Transoral laser microsurgery with or without neck dissection for oropharyngeal squamous cell cancer has considerable advantages over RT or concurrent CRT including lower morbidity, short hospital stay and acceptability of patient. Transoral laser microsurgery render local and regional disease control as it allows for the precise assessment of tumor depth and infiltration, and the careful margin analysis helps to preserve normal healthy tissue and organ function [20-22].
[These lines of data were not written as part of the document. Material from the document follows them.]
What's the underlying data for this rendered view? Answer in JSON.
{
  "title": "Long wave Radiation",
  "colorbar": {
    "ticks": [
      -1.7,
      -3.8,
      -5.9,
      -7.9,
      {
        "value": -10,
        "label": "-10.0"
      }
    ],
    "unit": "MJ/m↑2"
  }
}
Transoral laser surgery is a minimally invasive surgical technique for complete resection of the primary tumor with maximum organ preservation of surrounding healthy tissue. This objective is achieved with the use of magnifying microscope and intraoperative frozen section analysis which allow focused and precise excision of the tumor by visualizing the interface between healthy and cancerous tissue, instead of wide field exposure and significant toxicity to surrounding healthy tissues due to high levels of radiotherapy or systemic chemotherapy. To conclude, TLM can be an effective approach for the management of oropharyngeal cancer (particulary soft palate & uvula) with advantages of low morbidity, short hospital stay, better functional outcomes, and better disease control which make this an attractive therapeutic strategy of choice these days.